An obvious next step is to investigate the prevalence of these different effects in the population. One straightforward way to do this is to extent the Bayesian model put forward here to include a term that assigns participants to a group depending on their effects (primer, adapter, sensitizer, etc.) and test this model on new data. An important question that can then be answered is to what extent these individual differences relate to psychopathology. For example, people with very strong priming effects were more likely to perceive sensory input congruent with their imagery even when incongruent signals were stronger. Perceiving internally generated content despite counteracting sensory evidence has been put forward as an explanation for hallucinations (Powers, Kelley, & Corlett, 2016). In contrast, underweighting internal signals with respect to external signals has been put forward as an explanation for perceptual differences in autism spectrum disorder (Skewes, Jegindø, & Gebauer, 2015). Investigating to what extent these effects correlate with other perceptual and cognitive variations could have important clinical implications.

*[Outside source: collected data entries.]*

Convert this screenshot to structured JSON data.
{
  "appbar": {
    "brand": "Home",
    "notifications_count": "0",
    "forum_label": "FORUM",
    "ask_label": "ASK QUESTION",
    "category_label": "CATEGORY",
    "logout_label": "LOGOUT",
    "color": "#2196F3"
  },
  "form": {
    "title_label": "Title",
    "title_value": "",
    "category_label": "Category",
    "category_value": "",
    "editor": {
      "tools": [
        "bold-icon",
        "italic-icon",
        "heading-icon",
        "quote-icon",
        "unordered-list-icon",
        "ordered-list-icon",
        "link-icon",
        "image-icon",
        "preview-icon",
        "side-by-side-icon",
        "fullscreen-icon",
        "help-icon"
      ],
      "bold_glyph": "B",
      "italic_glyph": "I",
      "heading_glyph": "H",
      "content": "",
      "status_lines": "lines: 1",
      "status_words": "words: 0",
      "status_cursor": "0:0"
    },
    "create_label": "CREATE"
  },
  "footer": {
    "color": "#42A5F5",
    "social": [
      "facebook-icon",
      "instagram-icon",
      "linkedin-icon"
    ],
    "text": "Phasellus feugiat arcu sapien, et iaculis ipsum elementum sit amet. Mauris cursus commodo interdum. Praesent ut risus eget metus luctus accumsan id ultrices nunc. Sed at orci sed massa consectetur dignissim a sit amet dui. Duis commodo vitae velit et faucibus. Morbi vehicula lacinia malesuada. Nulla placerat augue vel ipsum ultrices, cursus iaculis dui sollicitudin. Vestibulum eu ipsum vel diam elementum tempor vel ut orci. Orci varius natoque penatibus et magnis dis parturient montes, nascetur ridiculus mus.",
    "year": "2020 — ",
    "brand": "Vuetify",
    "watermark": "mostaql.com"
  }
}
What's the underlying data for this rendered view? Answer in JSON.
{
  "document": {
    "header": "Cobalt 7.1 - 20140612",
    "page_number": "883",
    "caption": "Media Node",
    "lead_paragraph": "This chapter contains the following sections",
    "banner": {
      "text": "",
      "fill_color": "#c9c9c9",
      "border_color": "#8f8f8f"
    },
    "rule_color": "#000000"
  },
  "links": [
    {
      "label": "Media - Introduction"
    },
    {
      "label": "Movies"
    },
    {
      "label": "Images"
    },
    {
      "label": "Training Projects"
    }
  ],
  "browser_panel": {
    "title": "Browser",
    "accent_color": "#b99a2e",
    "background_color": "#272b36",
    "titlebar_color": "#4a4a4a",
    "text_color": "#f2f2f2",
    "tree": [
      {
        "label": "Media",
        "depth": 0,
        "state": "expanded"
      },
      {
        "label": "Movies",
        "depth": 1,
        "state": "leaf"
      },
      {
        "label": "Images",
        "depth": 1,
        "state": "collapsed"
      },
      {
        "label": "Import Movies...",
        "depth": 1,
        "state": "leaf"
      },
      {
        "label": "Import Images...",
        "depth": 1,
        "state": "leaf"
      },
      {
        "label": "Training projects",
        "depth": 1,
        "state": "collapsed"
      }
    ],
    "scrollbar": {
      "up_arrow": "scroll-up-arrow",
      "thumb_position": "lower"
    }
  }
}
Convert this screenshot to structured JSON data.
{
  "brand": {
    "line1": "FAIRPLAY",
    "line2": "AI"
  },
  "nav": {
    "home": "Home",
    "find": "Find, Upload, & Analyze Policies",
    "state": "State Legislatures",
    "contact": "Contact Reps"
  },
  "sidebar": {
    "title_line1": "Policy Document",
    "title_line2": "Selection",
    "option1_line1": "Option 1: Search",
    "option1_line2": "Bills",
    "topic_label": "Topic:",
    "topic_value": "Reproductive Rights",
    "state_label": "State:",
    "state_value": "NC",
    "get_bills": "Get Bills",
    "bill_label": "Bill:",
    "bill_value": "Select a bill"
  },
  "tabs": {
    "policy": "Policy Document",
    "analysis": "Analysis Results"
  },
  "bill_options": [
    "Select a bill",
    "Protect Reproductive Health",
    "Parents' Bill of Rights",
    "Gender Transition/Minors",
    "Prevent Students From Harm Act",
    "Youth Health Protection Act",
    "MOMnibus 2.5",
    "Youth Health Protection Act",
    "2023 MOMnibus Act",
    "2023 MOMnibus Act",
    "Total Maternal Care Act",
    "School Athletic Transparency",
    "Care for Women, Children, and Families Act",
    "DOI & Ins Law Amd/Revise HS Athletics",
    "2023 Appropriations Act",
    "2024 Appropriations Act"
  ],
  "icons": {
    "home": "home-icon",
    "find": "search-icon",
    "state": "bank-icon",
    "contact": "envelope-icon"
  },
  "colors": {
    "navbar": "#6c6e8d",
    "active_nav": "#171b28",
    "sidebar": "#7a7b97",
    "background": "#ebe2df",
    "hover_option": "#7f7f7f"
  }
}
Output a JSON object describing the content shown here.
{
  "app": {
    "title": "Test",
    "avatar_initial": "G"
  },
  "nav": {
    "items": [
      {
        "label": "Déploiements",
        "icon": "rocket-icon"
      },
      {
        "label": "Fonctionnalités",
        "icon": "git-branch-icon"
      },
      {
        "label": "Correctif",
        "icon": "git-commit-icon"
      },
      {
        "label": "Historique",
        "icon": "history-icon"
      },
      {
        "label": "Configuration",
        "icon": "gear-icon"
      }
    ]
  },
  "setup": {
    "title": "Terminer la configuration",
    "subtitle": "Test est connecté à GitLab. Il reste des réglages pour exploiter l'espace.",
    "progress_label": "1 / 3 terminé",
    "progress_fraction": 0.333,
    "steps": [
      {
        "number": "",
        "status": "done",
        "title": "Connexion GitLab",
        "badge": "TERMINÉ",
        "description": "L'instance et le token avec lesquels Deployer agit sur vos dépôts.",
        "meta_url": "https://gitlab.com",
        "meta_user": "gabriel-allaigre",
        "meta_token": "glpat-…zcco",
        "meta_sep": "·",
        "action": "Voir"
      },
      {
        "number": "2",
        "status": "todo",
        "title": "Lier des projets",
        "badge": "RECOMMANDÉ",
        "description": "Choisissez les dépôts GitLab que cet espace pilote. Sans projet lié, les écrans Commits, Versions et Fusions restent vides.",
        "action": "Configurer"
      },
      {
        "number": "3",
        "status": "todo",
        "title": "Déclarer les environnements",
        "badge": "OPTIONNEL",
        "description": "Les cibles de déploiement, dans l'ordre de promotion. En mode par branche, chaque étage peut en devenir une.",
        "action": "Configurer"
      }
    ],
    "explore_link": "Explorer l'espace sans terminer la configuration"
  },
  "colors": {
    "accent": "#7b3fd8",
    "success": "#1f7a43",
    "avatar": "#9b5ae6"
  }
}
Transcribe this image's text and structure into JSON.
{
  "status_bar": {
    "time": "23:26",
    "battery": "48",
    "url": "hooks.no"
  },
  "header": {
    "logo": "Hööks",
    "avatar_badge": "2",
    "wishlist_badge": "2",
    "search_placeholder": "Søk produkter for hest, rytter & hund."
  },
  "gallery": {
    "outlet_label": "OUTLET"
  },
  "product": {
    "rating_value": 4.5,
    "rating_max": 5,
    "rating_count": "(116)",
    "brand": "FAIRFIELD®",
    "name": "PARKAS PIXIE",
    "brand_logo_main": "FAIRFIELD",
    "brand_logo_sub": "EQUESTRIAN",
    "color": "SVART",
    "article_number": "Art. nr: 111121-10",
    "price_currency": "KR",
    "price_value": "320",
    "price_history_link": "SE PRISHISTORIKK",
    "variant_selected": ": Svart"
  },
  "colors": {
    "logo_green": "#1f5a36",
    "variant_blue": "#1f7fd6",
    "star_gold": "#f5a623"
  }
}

We were unable to estimate the full psychometric curve for some participants because they either needed very low contrast values to reach a 100% dominance (e.g. Fig. 6C), or too high values (e.g. Fig. 6D). This is due to large individual differences in the strength of eye dominance (Mapp, Ono, & Barbeito, 2003). This means that for some people we were unable to fully characterize the effects. In order to circumvent this issue, future research could use different techniques to assess eye dominance (Ding, Naber, Gayet, Van der Stigchel, & Paffen, 2018) or determine the stimulus strength needed to estimate the full psychometric curve in a separate session. It is likely that this will increase the number of participants that show an effect.
In conclusion, our results show that imagery influences conscious perception differently for different people. Imagery can bias perception towards and away from the imagined stimulus and can increase and decrease sensitivity to congruent sensory input. These interactions are probably supported by a neural mechanism involving imagery’s recruitment of low-level visual processes. Future research should investigate whether these individual differences correspond to clinical variations. This study furthermore highlights the importance of investigating within-participant effects and proposes a way to do so.
Competing interests
The authors declare that no competing interests exist.
Acknowledgements
SEB and MG were supported by VIDI grant number 639.072.513 of The Netherlands Organization for Scientific Research (NOW). ND was supported by institutional funding. MH was supported by the European Research Council Consolidator grant number 647209 and the European Research Council Advanced grant number 743086. The authors would like to thank Surya Gayet for his extremely useful comments on the design of the experiment, Rebecca Keogh for important input regarding the binocular rivalry imagery task and Lynn Le for her invaluable role in data collection.
Footnotes
↵1 A discussion of the advantages of Bayesian inference is beyond the scope of this paper, but we refer the interested reader to (Berger & Berry, 1988; Wagenmakers, 2007).